No Longer at Ease's quick ending
To add onto the previous blog, I think that whether or not society is responsible, it is definately held accountable. I'm not sure if a child's behavior it's the "educator's" responsiblity, but at some point or another, those educators -or society in general- will carry the stigma of teaching "problem kids." Baltimore county has some tough schools. I don't think that is any fault of the teachers, in fact I think the teachers in Baltimore County are exceptional when compared to other areas. But I do think that the general public will make a scapegoat out of the educational system sooner than blame a parent.
Anyway, now that I'm off my soapbox, I'd like to move on to something different. I found it very interesting in Achebe's work how quickly and suddenly he dealt with the problem of Obi's corruption. There does not seem to be any hint of it before the last chapter and it is over before it really begins. Achebe was not being hasty here, in fact I think he meant for this to come out of nowhere. He did this for two reasons. First, he knows that the reader already knows what will happen to Obi so he doesn't dive deep into the actual act. Instead he focuses on the events leading up to it, emphasizing the journey it actually takes to go from Obi's moral high horse to being corrupt.
Secondly, he also seems to want to emphasize that his abruptness in writing reflects what is oftentimes an impulsive decision. Obi does not contemplate taking bribes for very long. Instead, he makes the decision practically overnight to start using bribe money to pay his dues.

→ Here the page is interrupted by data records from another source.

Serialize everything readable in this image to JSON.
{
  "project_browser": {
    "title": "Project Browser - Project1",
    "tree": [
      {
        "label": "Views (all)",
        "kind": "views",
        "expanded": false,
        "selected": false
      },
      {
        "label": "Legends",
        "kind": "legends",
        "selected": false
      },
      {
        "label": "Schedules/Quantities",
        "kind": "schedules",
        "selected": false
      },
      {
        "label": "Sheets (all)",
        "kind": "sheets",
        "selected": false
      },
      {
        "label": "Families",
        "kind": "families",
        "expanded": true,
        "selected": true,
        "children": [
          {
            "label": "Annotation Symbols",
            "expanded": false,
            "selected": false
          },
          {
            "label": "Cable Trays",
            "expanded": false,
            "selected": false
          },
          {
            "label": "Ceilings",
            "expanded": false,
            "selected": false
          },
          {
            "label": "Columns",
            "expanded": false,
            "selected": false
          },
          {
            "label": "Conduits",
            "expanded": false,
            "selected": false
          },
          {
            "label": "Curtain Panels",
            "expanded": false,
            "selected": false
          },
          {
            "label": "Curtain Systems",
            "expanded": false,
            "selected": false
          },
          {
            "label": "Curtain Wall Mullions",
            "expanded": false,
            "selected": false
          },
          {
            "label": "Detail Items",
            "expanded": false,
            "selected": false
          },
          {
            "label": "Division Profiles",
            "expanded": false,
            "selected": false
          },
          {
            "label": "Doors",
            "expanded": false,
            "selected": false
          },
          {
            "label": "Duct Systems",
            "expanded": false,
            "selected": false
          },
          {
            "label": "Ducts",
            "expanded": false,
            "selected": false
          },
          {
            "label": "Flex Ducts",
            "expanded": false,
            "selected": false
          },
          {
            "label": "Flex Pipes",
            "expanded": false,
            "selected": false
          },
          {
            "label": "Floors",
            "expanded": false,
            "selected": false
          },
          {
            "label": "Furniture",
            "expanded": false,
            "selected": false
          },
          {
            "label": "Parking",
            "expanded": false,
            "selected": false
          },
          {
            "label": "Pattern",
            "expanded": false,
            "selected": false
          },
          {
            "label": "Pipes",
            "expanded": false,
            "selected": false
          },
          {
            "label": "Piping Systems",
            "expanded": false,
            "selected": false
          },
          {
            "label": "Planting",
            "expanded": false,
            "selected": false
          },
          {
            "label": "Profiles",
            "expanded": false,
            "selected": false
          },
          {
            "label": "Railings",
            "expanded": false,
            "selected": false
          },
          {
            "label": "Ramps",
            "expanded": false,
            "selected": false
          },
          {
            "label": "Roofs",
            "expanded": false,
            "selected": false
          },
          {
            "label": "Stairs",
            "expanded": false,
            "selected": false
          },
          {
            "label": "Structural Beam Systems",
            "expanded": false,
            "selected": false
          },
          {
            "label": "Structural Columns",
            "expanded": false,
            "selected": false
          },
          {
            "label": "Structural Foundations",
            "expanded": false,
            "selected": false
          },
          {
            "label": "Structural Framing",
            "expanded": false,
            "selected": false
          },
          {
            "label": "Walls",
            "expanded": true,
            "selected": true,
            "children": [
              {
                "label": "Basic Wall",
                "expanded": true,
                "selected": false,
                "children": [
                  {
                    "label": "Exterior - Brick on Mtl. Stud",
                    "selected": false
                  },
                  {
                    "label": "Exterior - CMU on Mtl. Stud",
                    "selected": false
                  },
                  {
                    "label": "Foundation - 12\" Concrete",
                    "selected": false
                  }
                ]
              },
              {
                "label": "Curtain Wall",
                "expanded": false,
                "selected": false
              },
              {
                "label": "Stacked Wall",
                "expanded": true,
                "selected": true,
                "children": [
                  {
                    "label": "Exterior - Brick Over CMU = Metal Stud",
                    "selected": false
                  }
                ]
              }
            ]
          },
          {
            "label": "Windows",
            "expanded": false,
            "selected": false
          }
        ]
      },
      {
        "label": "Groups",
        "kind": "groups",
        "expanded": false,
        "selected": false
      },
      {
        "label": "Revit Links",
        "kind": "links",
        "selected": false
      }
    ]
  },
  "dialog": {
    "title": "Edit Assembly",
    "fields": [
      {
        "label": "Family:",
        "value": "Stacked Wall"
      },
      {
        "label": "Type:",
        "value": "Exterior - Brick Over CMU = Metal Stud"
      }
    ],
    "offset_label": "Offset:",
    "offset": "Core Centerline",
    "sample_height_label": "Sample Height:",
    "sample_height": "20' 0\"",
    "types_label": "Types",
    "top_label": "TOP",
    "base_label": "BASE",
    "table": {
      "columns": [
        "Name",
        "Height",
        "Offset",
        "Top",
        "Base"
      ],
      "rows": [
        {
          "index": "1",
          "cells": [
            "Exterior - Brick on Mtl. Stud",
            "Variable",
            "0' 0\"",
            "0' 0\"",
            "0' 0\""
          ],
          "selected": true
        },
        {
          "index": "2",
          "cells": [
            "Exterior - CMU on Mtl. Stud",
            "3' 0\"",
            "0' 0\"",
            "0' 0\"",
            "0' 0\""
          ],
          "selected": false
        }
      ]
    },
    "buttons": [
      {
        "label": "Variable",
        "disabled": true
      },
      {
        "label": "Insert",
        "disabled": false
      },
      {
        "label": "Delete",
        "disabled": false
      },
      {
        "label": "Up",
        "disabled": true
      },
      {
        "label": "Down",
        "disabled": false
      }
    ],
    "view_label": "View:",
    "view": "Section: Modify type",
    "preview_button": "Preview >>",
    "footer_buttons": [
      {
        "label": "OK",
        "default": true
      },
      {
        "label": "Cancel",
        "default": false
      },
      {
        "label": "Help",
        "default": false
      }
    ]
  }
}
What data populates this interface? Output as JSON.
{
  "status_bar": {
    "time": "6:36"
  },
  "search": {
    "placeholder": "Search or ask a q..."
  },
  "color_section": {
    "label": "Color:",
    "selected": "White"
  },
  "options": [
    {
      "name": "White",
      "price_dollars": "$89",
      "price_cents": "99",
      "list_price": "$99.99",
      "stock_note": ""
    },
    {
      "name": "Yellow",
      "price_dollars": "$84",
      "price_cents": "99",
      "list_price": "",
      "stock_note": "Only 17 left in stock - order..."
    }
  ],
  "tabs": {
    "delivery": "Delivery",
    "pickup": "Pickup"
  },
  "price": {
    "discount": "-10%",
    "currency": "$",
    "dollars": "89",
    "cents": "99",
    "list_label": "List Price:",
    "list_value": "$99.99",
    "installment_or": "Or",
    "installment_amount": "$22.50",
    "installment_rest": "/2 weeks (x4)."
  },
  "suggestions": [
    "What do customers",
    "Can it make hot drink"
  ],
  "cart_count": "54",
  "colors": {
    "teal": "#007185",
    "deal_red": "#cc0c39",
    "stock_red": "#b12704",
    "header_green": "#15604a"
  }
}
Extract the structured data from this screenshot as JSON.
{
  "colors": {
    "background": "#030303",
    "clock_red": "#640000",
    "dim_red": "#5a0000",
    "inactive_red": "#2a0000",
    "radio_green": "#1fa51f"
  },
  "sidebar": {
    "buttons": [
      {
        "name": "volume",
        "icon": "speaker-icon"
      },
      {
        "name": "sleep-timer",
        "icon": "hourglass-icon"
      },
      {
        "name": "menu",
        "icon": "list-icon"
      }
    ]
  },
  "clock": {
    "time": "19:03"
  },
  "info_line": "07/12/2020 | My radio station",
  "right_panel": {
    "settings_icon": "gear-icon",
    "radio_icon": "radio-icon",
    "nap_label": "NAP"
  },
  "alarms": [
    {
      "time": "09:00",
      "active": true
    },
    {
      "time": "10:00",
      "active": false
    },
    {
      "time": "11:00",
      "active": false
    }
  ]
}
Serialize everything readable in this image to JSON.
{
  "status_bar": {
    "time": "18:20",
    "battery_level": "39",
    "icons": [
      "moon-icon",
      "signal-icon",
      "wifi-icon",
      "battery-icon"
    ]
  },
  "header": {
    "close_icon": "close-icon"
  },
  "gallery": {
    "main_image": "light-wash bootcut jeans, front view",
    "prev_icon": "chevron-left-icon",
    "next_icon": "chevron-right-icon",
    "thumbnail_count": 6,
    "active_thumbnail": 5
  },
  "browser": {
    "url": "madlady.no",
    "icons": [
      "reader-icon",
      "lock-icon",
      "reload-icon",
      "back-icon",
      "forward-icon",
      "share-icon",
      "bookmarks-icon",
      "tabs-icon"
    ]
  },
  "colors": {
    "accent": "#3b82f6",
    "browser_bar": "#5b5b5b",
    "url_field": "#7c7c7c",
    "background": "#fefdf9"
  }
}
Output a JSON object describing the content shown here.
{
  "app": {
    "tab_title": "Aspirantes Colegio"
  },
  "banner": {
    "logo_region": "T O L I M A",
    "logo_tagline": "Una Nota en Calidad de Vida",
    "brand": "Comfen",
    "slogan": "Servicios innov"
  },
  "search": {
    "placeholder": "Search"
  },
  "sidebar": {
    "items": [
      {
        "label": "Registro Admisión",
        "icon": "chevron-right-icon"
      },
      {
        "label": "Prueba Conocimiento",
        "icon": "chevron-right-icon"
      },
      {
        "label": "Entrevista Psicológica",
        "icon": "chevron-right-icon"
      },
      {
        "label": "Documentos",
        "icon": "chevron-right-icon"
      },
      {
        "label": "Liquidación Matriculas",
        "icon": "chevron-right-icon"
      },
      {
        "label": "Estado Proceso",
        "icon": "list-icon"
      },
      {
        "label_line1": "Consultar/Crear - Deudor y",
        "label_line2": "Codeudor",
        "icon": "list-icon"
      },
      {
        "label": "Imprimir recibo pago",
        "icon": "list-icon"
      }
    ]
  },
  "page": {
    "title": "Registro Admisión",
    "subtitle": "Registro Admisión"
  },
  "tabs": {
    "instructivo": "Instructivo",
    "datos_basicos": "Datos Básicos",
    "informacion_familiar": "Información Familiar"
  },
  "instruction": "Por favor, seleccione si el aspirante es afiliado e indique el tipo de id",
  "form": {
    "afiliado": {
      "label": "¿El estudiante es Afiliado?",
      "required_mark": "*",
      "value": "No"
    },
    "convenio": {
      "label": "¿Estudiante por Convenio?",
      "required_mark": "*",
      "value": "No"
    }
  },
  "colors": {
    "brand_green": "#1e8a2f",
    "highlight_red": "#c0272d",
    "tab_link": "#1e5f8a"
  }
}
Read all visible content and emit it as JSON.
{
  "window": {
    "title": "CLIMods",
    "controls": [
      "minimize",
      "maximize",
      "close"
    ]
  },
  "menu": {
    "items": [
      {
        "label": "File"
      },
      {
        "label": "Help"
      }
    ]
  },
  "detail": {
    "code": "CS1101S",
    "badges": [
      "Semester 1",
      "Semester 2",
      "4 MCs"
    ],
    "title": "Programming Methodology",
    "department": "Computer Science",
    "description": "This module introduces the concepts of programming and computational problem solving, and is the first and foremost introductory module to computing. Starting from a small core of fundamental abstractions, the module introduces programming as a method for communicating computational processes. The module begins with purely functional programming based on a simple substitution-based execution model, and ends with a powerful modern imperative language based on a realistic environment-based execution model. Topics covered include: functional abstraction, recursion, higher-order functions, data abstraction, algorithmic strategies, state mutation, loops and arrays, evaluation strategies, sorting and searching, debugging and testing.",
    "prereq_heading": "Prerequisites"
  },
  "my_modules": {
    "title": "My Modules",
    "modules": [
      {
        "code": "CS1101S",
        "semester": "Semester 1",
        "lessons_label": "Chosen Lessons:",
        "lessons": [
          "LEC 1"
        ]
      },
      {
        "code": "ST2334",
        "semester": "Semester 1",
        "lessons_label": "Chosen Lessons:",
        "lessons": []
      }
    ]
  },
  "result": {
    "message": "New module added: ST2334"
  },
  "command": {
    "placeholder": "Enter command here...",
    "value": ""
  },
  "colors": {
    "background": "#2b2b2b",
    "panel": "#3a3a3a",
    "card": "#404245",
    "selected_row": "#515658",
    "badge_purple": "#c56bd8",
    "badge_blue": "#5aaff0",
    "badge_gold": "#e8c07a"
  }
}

This, in turn, shows a unique character about cities in general. Achebe wants to show how a city can, figuratively speaking, gobble you up. Obi, though at first he relies on his rural morality to help him get through life in Lagos without taking bribes, is broken down by the city and conforms to its will. In other words, someone who lives in New York is a New Yorker. It is very unlikely that someone who lives in any particular city is not in some way changed or affected by that city's collective perspective.